La belle de Saïgon / Red Dust - 1932

"La belle de Saïgon" mérite bien sa réputation de film mythique. Deuxième des six films du duo Clark Gable / Jean Harlow, on peut bien dire que celui-ci ne laisse pas indifférent. L'histoire semble pourtant classique. Ainsi un patron (Clark Gable) de plantation d'hévéas (arbre à Caoutchouc) en Indochine française, se retrouve avec une jeune et belle prostituée (Jean Harlow) sur les bras, mais l'arrivée d'un nouveau contre-maître (Gene Raymond) et de sa femme va changer les choses. Le couple va se dissoudre dans une nature luxuriante où les éléments naturels auront toute leur place pour déclencher un érotisme étonnant pour l'époque. Car il ne faut pas oublier que "la belle de Saïgon" date de 1932, soit 2 ans avant la mise en place du code de censure (Code Hays).

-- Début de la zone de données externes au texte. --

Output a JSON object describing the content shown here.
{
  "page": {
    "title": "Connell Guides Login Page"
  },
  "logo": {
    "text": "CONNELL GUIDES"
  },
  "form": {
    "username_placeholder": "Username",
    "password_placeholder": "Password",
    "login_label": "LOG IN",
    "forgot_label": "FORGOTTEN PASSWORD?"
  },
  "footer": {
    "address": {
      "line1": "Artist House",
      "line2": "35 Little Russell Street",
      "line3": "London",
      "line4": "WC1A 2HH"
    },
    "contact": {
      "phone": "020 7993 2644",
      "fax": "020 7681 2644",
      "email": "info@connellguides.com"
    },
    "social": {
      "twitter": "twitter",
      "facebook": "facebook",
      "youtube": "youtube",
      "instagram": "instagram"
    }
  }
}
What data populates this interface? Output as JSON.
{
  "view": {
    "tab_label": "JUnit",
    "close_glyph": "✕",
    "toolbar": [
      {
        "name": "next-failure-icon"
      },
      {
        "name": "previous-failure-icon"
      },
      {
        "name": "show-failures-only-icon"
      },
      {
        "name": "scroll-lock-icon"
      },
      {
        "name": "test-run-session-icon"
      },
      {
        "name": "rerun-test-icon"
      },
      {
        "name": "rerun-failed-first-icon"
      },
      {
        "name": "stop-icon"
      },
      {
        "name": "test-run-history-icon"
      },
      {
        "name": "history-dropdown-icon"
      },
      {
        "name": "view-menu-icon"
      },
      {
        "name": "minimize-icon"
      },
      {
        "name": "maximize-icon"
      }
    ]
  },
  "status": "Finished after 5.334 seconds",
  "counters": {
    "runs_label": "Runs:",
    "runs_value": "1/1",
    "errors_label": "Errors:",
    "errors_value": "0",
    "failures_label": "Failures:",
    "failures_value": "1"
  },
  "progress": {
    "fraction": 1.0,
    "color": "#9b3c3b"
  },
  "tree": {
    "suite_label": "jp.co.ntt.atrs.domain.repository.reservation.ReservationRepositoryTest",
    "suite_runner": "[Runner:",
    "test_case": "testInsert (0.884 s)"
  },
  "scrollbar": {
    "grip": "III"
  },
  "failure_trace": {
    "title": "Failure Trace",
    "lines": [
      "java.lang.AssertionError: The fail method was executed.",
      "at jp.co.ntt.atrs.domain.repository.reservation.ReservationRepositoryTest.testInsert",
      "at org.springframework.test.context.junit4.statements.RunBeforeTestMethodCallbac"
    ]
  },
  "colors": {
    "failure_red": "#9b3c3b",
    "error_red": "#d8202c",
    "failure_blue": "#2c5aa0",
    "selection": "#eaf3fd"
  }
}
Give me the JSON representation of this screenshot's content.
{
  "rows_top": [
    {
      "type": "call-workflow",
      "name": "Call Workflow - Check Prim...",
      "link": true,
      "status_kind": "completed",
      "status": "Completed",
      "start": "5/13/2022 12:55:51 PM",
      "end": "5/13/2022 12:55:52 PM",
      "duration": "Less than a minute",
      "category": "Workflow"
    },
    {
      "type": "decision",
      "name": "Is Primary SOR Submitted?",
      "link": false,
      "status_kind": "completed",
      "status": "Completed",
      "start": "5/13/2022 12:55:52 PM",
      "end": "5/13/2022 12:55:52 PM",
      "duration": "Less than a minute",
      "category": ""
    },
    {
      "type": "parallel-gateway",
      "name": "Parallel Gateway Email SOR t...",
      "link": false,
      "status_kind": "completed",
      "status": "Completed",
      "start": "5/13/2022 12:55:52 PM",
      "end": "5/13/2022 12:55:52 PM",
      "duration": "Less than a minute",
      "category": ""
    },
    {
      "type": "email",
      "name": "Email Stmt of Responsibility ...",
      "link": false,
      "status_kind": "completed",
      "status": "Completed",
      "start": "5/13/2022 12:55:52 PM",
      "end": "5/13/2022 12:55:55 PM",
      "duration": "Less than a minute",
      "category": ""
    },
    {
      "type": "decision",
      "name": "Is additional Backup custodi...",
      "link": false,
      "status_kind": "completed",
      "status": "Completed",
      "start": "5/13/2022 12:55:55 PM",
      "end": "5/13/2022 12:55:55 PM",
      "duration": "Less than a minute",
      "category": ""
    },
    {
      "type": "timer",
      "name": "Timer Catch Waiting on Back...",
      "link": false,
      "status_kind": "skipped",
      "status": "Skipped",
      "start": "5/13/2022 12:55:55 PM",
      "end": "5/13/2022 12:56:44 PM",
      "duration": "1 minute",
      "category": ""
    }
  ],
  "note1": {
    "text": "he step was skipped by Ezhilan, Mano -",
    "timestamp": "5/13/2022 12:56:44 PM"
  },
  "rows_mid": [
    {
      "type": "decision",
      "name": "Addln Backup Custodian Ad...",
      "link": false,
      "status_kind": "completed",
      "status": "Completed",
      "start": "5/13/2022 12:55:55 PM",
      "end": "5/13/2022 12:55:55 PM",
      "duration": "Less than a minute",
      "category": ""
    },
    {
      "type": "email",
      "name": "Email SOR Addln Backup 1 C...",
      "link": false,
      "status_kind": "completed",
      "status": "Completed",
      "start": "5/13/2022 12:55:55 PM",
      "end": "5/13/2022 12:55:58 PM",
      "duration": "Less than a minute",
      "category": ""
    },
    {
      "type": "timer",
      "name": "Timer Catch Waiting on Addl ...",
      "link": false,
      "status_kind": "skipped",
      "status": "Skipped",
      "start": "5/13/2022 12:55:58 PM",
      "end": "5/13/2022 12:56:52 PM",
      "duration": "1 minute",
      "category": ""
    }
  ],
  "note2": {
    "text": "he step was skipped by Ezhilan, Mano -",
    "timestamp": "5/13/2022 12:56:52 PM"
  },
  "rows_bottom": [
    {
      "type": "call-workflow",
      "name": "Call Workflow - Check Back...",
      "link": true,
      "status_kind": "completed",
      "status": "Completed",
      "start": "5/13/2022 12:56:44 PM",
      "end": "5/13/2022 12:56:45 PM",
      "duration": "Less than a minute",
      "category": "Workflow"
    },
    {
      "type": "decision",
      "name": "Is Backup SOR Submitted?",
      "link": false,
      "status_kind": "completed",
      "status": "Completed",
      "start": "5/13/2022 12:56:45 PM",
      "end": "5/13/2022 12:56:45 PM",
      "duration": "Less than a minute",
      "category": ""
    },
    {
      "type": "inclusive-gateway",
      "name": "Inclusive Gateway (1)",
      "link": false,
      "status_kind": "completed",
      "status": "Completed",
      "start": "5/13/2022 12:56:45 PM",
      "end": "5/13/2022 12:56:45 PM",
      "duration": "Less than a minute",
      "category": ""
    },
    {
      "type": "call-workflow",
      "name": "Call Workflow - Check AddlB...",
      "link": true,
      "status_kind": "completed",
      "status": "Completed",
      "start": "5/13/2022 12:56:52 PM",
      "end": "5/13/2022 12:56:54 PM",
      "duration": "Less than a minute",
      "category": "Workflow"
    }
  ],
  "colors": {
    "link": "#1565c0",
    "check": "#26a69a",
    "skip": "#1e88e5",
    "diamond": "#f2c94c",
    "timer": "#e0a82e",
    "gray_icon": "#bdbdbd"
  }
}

Deux ans plus tard, une histoire mettant en avant, aussi souvent une prostituée, et la montrant aussi sympathique n'aurait pas été autorisée à être filmée. Ainsi, on sait que sur "Autant en emporte le vent", Selznick s'interrogeait sur les nombreuses scènes du personnage de Belle Watling (patronne d'une maison close) et sur son caractère si franc et finalement honnête.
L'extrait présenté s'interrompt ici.